Comment by swaminarayan

14 hours ago

Very cool project. MMO server codebases tend to accumulate a lot of architectural complexity over time, so starting fresh with a cleaner separation between networking and game logic makes a lot of sense.

Curious about the sector-based delta sync — how do you avoid packet bursts when a player enters a busy area with lots of items and mobiles?

Also interesting to see NativeAOT used here. Was that mainly for deployment simplicity or performance?

Thanks! Yeah, one of the main motivations was exactly that — after years working with legacy UO codebases where networking, persistence, and game logic were deeply intertwined, I wanted to see what a clean-slate approach would look like with modern .NET.

On sector sync bursts — this is something I'm actively tuning. Right now when a player enters a new sector, we sync all ground items and mobiles in the surrounding sectors (configurable radius). For busy areas that can mean a lot of packets at once. The current approach is:

  - Sector enter sync only sends the delta  sectors the player wasn't already seeing, so a simple move into an adjacent sector doesn't resync everything
  - Sectors close to the player (within 1 of center) are always resynced because the UO client silently drops items beyond its visual range (~18 tiles), so you need to re-send them when the player comes back
  - The outgoing packet queue handles the actual send, so the game loop isn't blocked waiting for network I/O

  That said, there's definitely room for prioritization (mobiles first, then nearby items, then distant items) and spreading the sync across multiple ticks instead of one burst. It's on the roadmap.
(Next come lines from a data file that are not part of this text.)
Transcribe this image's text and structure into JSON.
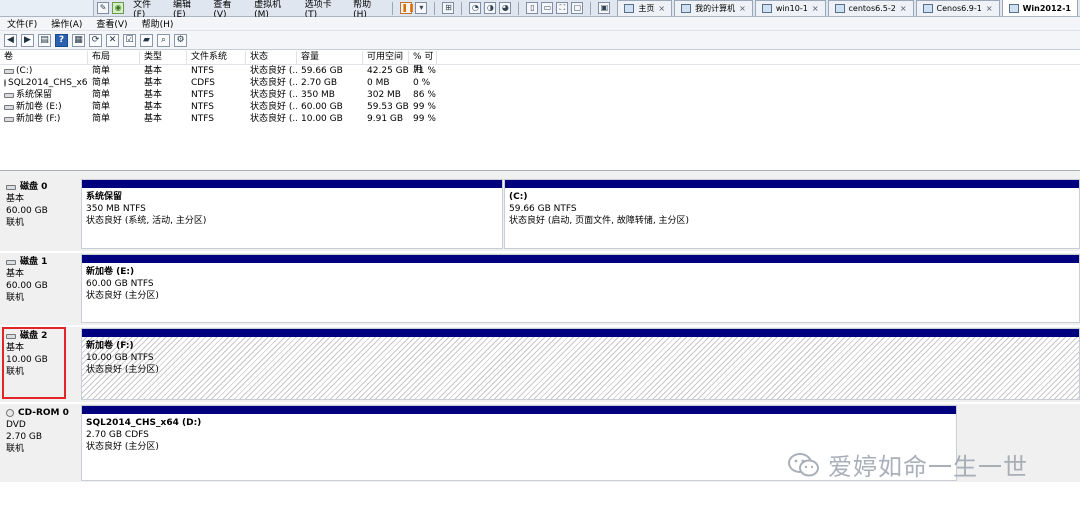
{
  "vm": {
    "menus": [
      "文件(F)",
      "编辑(E)",
      "查看(V)",
      "虚拟机(M)",
      "选项卡(T)",
      "帮助(H)"
    ],
    "tabs": [
      "主页",
      "我的计算机",
      "win10-1",
      "centos6.5-2",
      "Cenos6.9-1",
      "Win2012-1"
    ],
    "active_tab": "Win2012-1"
  },
  "app": {
    "menus": [
      "文件(F)",
      "操作(A)",
      "查看(V)",
      "帮助(H)"
    ]
  },
  "volumes": {
    "headers": [
      "卷",
      "布局",
      "类型",
      "文件系统",
      "状态",
      "容量",
      "可用空间",
      "% 可用"
    ],
    "rows": [
      {
        "name": "(C:)",
        "layout": "简单",
        "type": "基本",
        "fs": "NTFS",
        "status": "状态良好 (...",
        "cap": "59.66 GB",
        "free": "42.25 GB",
        "pct": "71 %",
        "icon": "disk"
      },
      {
        "name": "SQL2014_CHS_x6...",
        "layout": "简单",
        "type": "基本",
        "fs": "CDFS",
        "status": "状态良好 (...",
        "cap": "2.70 GB",
        "free": "0 MB",
        "pct": "0 %",
        "icon": "cd"
      },
      {
        "name": "系统保留",
        "layout": "简单",
        "type": "基本",
        "fs": "NTFS",
        "status": "状态良好 (...",
        "cap": "350 MB",
        "free": "302 MB",
        "pct": "86 %",
        "icon": "disk"
      },
      {
        "name": "新加卷 (E:)",
        "layout": "简单",
        "type": "基本",
        "fs": "NTFS",
        "status": "状态良好 (...",
        "cap": "60.00 GB",
        "free": "59.53 GB",
        "pct": "99 %",
        "icon": "disk"
      },
      {
        "name": "新加卷 (F:)",
        "layout": "简单",
        "type": "基本",
        "fs": "NTFS",
        "status": "状态良好 (...",
        "cap": "10.00 GB",
        "free": "9.91 GB",
        "pct": "99 %",
        "icon": "disk"
      }
    ]
  },
  "disks": [
    {
      "name": "磁盘 0",
      "type": "基本",
      "size": "60.00 GB",
      "state": "联机",
      "icon": "disk",
      "parts": [
        {
          "title": "系统保留",
          "info": "350 MB NTFS",
          "status": "状态良好 (系统, 活动, 主分区)"
        },
        {
          "title": "(C:)",
          "info": "59.66 GB NTFS",
          "status": "状态良好 (启动, 页面文件, 故障转储, 主分区)"
        }
      ]
    },
    {
      "name": "磁盘 1",
      "type": "基本",
      "size": "60.00 GB",
      "state": "联机",
      "icon": "disk",
      "parts": [
        {
          "title": "新加卷 (E:)",
          "info": "60.00 GB NTFS",
          "status": "状态良好 (主分区)"
        }
      ]
    },
    {
      "name": "磁盘 2",
      "type": "基本",
      "size": "10.00 GB",
      "state": "联机",
      "icon": "disk",
      "parts": [
        {
          "title": "新加卷 (F:)",
          "info": "10.00 GB NTFS",
          "status": "状态良好 (主分区)"
        }
      ]
    },
    {
      "name": "CD-ROM 0",
      "type": "DVD",
      "size": "2.70 GB",
      "state": "联机",
      "icon": "cd",
      "parts": [
        {
          "title": "SQL2014_CHS_x64 (D:)",
          "info": "2.70 GB CDFS",
          "status": "状态良好 (主分区)"
        }
      ]
    }
  ],
  "watermark": "爱婷如命一生一世",
  "colors": {
    "partition_bar": "#00007f",
    "highlight": "#e3252a"
  }
}
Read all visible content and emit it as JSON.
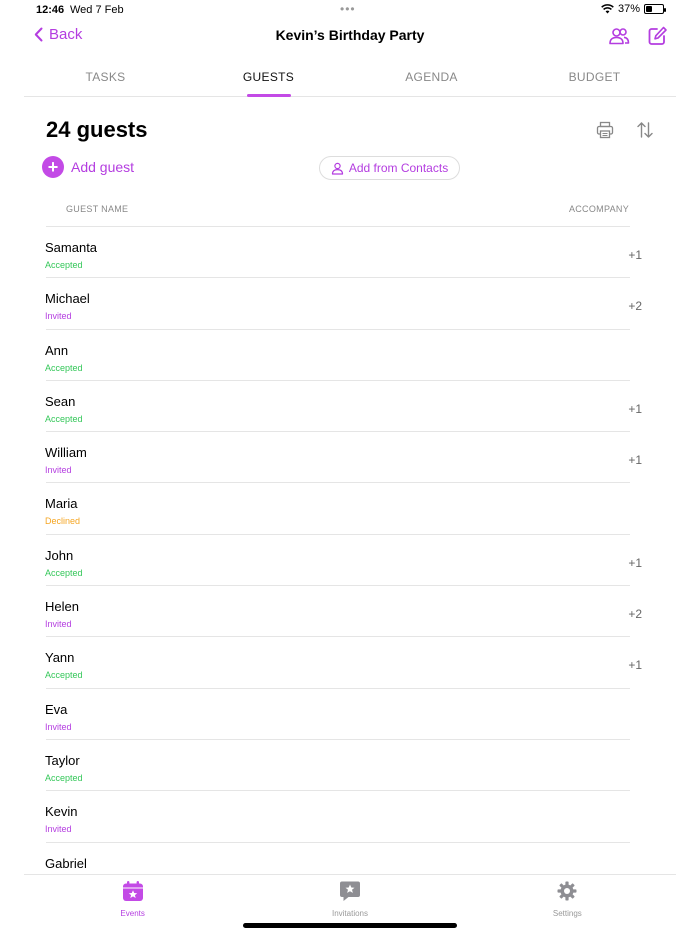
{
  "status_bar": {
    "time": "12:46",
    "date": "Wed 7 Feb",
    "battery": "37%",
    "battery_level": 0.37
  },
  "nav": {
    "back_label": "Back",
    "title": "Kevin’s Birthday Party"
  },
  "tabs": [
    {
      "label": "TASKS",
      "active": false
    },
    {
      "label": "GUESTS",
      "active": true
    },
    {
      "label": "AGENDA",
      "active": false
    },
    {
      "label": "BUDGET",
      "active": false
    }
  ],
  "guests_header": {
    "count_label": "24 guests",
    "add_guest_label": "Add guest",
    "add_contacts_label": "Add from Contacts",
    "col_name": "GUEST NAME",
    "col_accompany": "ACCOMPANY"
  },
  "status_colors": {
    "Accepted": "#34c759",
    "Invited": "#b43de0",
    "Declined": "#f5a623"
  },
  "guests": [
    {
      "name": "Samanta",
      "status": "Accepted",
      "accompany": "+1"
    },
    {
      "name": "Michael",
      "status": "Invited",
      "accompany": "+2"
    },
    {
      "name": "Ann",
      "status": "Accepted",
      "accompany": ""
    },
    {
      "name": "Sean",
      "status": "Accepted",
      "accompany": "+1"
    },
    {
      "name": "William",
      "status": "Invited",
      "accompany": "+1"
    },
    {
      "name": "Maria",
      "status": "Declined",
      "accompany": ""
    },
    {
      "name": "John",
      "status": "Accepted",
      "accompany": "+1"
    },
    {
      "name": "Helen",
      "status": "Invited",
      "accompany": "+2"
    },
    {
      "name": "Yann",
      "status": "Accepted",
      "accompany": "+1"
    },
    {
      "name": "Eva",
      "status": "Invited",
      "accompany": ""
    },
    {
      "name": "Taylor",
      "status": "Accepted",
      "accompany": ""
    },
    {
      "name": "Kevin",
      "status": "Invited",
      "accompany": ""
    },
    {
      "name": "Gabriel",
      "status": "",
      "accompany": ""
    }
  ],
  "tab_bar": [
    {
      "label": "Events",
      "icon": "calendar-star-icon",
      "active": true
    },
    {
      "label": "Invitations",
      "icon": "chat-star-icon",
      "active": false
    },
    {
      "label": "Settings",
      "icon": "gear-icon",
      "active": false
    }
  ]
}
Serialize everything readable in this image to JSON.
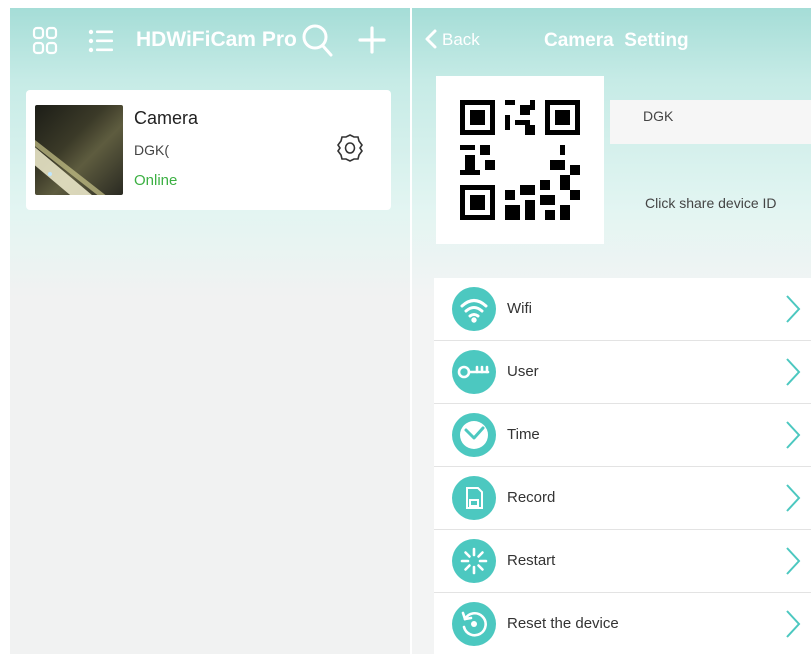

  On NativeAOT — honestly, both. The single-binary deployment is great for Docker (small image, instant startup), but the real win is predictable performance. No JIT warmup, no tiered compilation surprises
  mid-session. For a game server where you care about consistent tick timing, eliminating that variable is worth it. The tradeoff is you lose some runtime flexibility, but source generators fill most of that gap
  (packet registration, serialization, etc.).

>Curious about the sector-based delta sync — how do you avoid packet bursts when a player enters a busy area with lots of items and mobiles?

doesn't look like there is much going on to protect packet bursts there aside from smart-ish proximity sector loading. the work is done at boundry.

dove into it because i have been recently working on frustrum spawning to reduce net burst in a similar project, was kind of curious if something similar was used as a method to pre-warm the upcoming sector but I didn't catch anything.

fun and easy to read. thanks op and parent for getting me to look through it.